What we learned in the field with the Etcd Operator.
Executive Overview ( tl;dr )
The Etcd Operator is a wonderful tool for automating the process of churning out stable, functional Etcd clusters. It can also handle backups and recovery with some manual work. At the end of the day, this is the tool of choice for using Etcd in production.
However, as with most things in the IT field, a little chaos can teach us a lot about what’s really going to happen in a production environment. Here’s the high level on what we learned:
- The Kubernetes operator is often advertised as “operations in a can.” That’s mostly true, however, in this case, the operator isn’t going to do some of the things we often expect when failures happen.
- For the most part, a 3-node cluster is capable of handling most failure conditions in most clouds. However, elastic activity can have a dramatic impact on uptime.
- Both of these points lead to using node affinity and carefully planning the rollout of a production cluster.
Chaos Engineering
This is absolutely my favorite topic of cloud operations. CE is an invaluable tool for teaching us how things are going to blow up in production, or really any other environment. Fancy tools have been created to test a variety of different scenarios, but in my experience tweaking an AutoScalingGroup ( ASG ) can be just as powerful and a lot easier to pull off.
For the purpose of this article, we’re going to focus on what happens specifically to the Etcd pods and the service when we’re performing elastic operations. The scenario we’re covering is rolling nodes in a cluster from a large size to a smaller size.
Part of a good CE run ( at least in my opinion ) is planning around the human element. We lovely humans make any number of creative, wonderful mistakes, which is why we make the best Chaos Agents.
In our case we’re using AWS with EKS built out with Terraform ( >12 ).
The Etcd operator doesn’t, by default, schedule based on node affinity. This means that the Etcd pods can be scheduled on any available node. In some cases, as we’ll see below, 2 Etcd pods can be scheduled on the same node.
Node Affinity
A quick note on why node affinity is so important when it comes to things that are clustered together.

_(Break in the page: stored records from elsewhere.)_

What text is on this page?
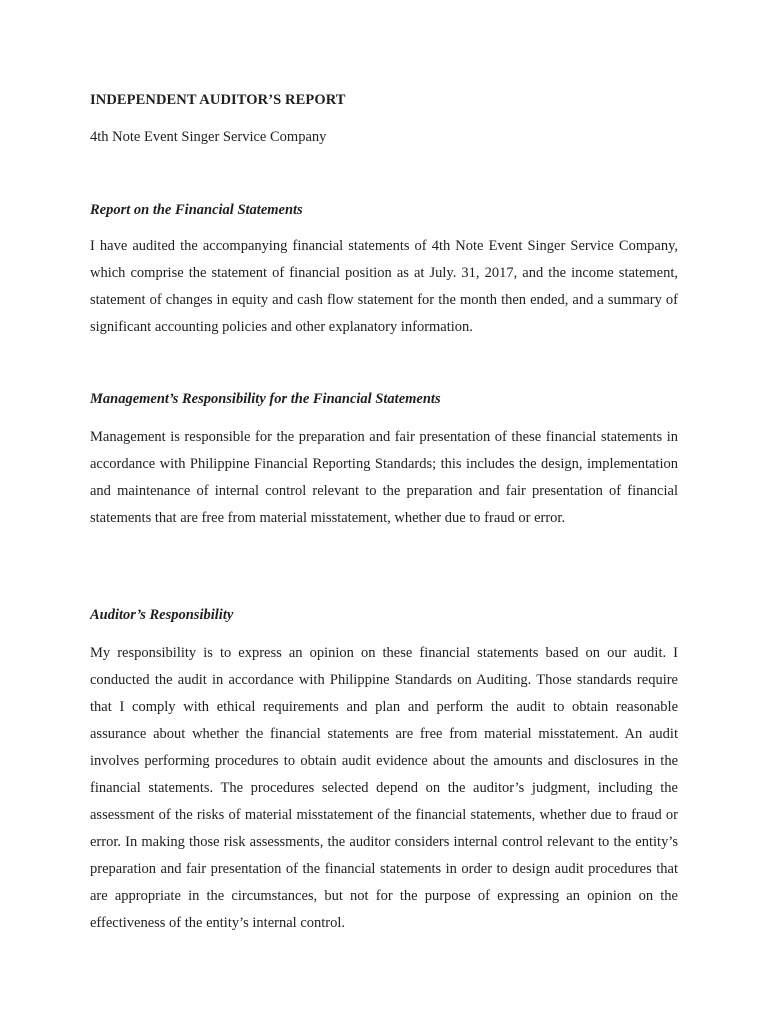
INDEPENDENT AUDITOR’S REPORT

4th Note Event Singer Service Company

Report on the Financial Statements

I have audited the accompanying financial statements of 4th Note Event Singer Service Company, which comprise the statement of financial position as at July. 31, 2017, and the income statement, statement of changes in equity and cash flow statement for the month then ended, and a summary of significant accounting policies and other explanatory information.

Management’s Responsibility for the Financial Statements

Management is responsible for the preparation and fair presentation of these financial statements in accordance with Philippine Financial Reporting Standards; this includes the design, implementation and maintenance of internal control relevant to the preparation and fair presentation of financial statements that are free from material misstatement, whether due to fraud or error.

Auditor’s Responsibility

My responsibility is to express an opinion on these financial statements based on our audit. I conducted the audit in accordance with Philippine Standards on Auditing. Those standards require that I comply with ethical requirements and plan and perform the audit to obtain reasonable assurance about whether the financial statements are free from material misstatement. An audit involves performing procedures to obtain audit evidence about the amounts and disclosures in the financial statements. The procedures selected depend on the auditor’s judgment, including the assessment of the risks of material misstatement of the financial statements, whether due to fraud or error. In making those risk assessments, the auditor considers internal control relevant to the entity’s preparation and fair presentation of the financial statements in order to design audit procedures that are appropriate in the circumstances, but not for the purpose of expressing an opinion on the effectiveness of the entity’s internal control.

Here’s a view of the layout using node affinity:

And without affinity:

This will come into play later when we talk about removing nodes in a cluster.
Rolling Nodes
During the rollout of our first few EKS clusters, we decided to overbuild with large compute ( m4.10xlarge ) instances. This was mainly because we wanted plenty of compute room for our software to grow. In some other cases, I usually recommend going with smaller first, then growing as needs be. However, in the world of Machine Learning and perception pipelines, bigger was the way to go.
Eventually, we wanted to scale these down as we learned that we’re not using as much of the compute as we needed. We also want to be smart about our cloud spend. We decided to migrate off the m4.10xlarge instances to the smaller m4.2xlarge instances.
In this case, we wanted to do the modifications by hand with the ASG and leave the terraform stuff alone for now. We created the new LaunchConfig, and tied it to the ASG, then increased the ASG to double its current capacity. We moved from Min/Max/Desired of 3/3/3 to 6/6/6.
Our thinking at the time was that everything in the cluster would handle the rescale operation gracefully. After all, we’re using Kube, right? Nodes could go do, and services are rescheduled accordingly, right? Well, that’s mostly true.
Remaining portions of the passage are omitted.